After Norwegian voters rejected membership in 1972 he says, "Norway finished up with transitional arrangements that in the end got turned into the EEA in 1994 - more than 20 years after their referendum. And they're still there". He adds: "The EEA was really a stepping-stone to full membership, which hasn’t happened between 1972 and 2016, over 40 years".

The point here is that Mills has fallen for the Lilley canard, asserting that the EEA was a halfway house to membership – something easily disproved by reference to the historical background. Furthermore, we know that Mills has been told his assertion is false - but he chooses to believe Lilley's falsehoods. 

I was thus intrigued to read yesterday a scientific paper courtesy of another of our commenters, which offered evidence from observation of brain activity that ".... when people are confronted with challenges to their deeply held [political] beliefs, they preferentially engage brain structures known to support stimulus-independent, internally directed cognition".

"Defending one's beliefs against challenging evidence is a form of internally directed cognition", these researchers found, "involving both disconnection from the externally presented evidence and a search through memory for relevant counterarguments".

In other words, once people have settled on their political beliefs, they shut off external stimuli and rely on an internal stock of arguments to validate them.
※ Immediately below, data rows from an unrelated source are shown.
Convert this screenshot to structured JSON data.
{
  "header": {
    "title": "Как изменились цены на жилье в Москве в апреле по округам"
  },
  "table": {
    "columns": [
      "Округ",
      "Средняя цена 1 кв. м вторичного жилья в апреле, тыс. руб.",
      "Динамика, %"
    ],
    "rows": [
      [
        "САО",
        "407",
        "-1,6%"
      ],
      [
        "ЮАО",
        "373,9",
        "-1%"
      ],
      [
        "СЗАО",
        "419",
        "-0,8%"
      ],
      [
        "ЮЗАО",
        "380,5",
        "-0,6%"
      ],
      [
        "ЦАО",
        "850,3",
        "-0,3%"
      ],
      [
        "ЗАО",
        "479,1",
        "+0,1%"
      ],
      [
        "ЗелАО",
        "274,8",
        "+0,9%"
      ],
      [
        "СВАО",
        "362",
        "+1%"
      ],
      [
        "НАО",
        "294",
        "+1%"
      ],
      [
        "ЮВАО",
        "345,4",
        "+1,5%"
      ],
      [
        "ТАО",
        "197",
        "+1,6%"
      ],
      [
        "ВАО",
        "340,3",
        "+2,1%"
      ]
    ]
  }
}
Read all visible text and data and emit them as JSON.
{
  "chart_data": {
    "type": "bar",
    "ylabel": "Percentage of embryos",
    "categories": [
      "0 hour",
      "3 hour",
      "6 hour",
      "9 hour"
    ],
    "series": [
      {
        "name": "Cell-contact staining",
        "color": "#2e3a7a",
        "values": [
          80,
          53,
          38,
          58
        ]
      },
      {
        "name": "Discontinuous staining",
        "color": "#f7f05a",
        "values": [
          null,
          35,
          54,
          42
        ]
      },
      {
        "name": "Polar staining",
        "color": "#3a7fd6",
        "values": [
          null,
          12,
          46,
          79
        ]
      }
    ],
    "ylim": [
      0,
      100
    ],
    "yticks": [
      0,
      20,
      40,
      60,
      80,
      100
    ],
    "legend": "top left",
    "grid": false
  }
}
This, effectively, is a description of the "bubble effect" which we encounter so often and explains the determination of so many people to shut out information that does not reinforce their beliefs.

Nothing we can do directly can alter this. Our own experience shows us that to attempt to change the minds of people such as John Mills was ultimately sterile, while the media is largely beyond salvation.

That apart, we can assume that the rational element of the "leaver" majority, which favours a measured Brexit, together with those "remainers" prepared to work towards the same end, actually comprise the majority of the electorate.

By contrast. the dinosaurs of Change Britain and their fellow travellers most likely comprise a minority and one which may well be shrinking as the realities of Brexit sink in. We can thus afford to ignore the noise makers and push our own positive agenda.

The media may ignore it, but then the public can ignore the media and its diet of junk - as it is increasingly doing. They - as do we - have better things to do with their time.